Auf sonderlich vielen Hochzeiten bin ich eigentlich bisher auch nicht gewesen, zumindest kann ich mich nur an vier erinnern. Als ich etwa 17 war, heiratete der Cousin meines Vaters, der allerdings um etliches jünger ist als mein Dad, so konnte man es recht gut mit ihm aushalten, da er doch noch etwas Jugendliches an sich hatte. Dies änderte sich allerdings dann kurz nach seiner Hochzeit, als seine Frau schwanger wurde. Er ist wohl erwachsen geworden. Scheinbar wird man spätestens dann erwachsen, wenn man selbst Kinder hat. Ab diesem Zeitpunkt schaut man dann wohl eher nurmehr zu. Damals konnte mich meine Mutter schon nicht mehr dazu bringen so eine Kratzhose anzuziehen und so ging ich zur Hochzeit in schwarzer Jeans, Hemd und einem etwas zu kleinem Jackett meines Dad´s.

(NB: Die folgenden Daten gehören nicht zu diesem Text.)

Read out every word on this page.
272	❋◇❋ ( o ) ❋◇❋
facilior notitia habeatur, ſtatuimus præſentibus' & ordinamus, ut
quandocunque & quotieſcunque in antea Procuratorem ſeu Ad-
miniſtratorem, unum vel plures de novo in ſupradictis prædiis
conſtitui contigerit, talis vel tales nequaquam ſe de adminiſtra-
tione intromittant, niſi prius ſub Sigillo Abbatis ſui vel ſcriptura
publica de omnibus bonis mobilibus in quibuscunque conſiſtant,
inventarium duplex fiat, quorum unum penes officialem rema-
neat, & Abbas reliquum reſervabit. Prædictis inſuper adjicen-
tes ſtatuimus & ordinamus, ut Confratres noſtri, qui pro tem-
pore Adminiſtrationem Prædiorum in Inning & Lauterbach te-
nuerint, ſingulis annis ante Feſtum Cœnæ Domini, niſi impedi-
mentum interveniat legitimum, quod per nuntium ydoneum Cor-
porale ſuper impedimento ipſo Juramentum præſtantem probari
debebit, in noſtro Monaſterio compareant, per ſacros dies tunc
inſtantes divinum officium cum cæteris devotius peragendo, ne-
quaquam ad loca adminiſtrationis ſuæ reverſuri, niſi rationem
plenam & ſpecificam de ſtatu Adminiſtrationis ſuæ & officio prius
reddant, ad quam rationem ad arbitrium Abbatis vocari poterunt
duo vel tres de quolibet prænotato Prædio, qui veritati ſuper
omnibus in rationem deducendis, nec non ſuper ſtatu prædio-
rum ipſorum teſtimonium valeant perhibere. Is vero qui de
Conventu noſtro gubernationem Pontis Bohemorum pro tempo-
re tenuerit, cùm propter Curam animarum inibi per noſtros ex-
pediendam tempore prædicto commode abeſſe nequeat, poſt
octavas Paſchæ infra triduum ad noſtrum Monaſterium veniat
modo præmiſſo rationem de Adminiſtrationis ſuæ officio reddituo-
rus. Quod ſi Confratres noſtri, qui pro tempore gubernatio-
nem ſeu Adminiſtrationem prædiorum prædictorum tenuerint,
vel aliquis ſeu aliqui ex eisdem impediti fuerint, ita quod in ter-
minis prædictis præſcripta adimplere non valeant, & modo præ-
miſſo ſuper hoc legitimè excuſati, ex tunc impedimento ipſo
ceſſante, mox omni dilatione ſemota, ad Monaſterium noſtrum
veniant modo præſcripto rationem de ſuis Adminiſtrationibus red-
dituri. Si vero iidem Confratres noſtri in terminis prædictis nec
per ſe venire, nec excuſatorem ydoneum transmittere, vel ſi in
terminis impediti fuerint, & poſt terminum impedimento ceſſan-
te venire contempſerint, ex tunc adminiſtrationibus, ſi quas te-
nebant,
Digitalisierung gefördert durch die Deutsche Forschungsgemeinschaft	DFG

Zum abermaligen Entsetzen meiner Mom ging ich zu meinem eigenen Abiball ebenfalls in Jeans und Hemd, wobei ich hier mal anmerken muß, daß ich gegen Hemden eigentlich nichts habe, manchmal trage ich sie sogar wirklich gerne. Ich trug auch einen Binder an diesem Abend. Wow, da schaut Ihr und denkt wahrscheinlich, daß ich nun langsam zum Verräter an meinen Prinzipien werde, was? Und tatsächlich würde ich euch auch Recht geben, denn ich stehe auch nicht sonderlich auf Krawattenträger. Doch war dies eine handbemalte Seidenkrawatte, bemalt von meiner Schwester und ich war sehr stolz auf sie und erzählte damals jedem Mädchen, das ankam und sagte „Hey Rudi, du siehst ja heute mal echt schick aus, und sogar mit Krawatte, wow! Hast du vielleicht Lust zu tanzen?“ – „Vielleicht später mal. Die Krawatte hat übrigens meine Schwester selbst bemalt!“ So in etwa war das damals. Die Jungs, naja, denen fällt so was nicht auf, die wenigsten haben Sinn für so etwas, nur Sebastian, heute mein bester Freund, meinte, daß sie sehr schön sei und mir wirklich stünde. Aber gut, jedenfalls betrachte ich dies nicht als Verrat! Um mein Bild abzurunden, jedenfalls so lange man dies laut Anna, einer damaligen guten Freundin, mußte, trug ich noch ein Jackett, wieder mal von meinem Dad. Wie gesagt, sobald Anna mir erlaubte, es auszuziehen, ward es nicht mehr gesehen!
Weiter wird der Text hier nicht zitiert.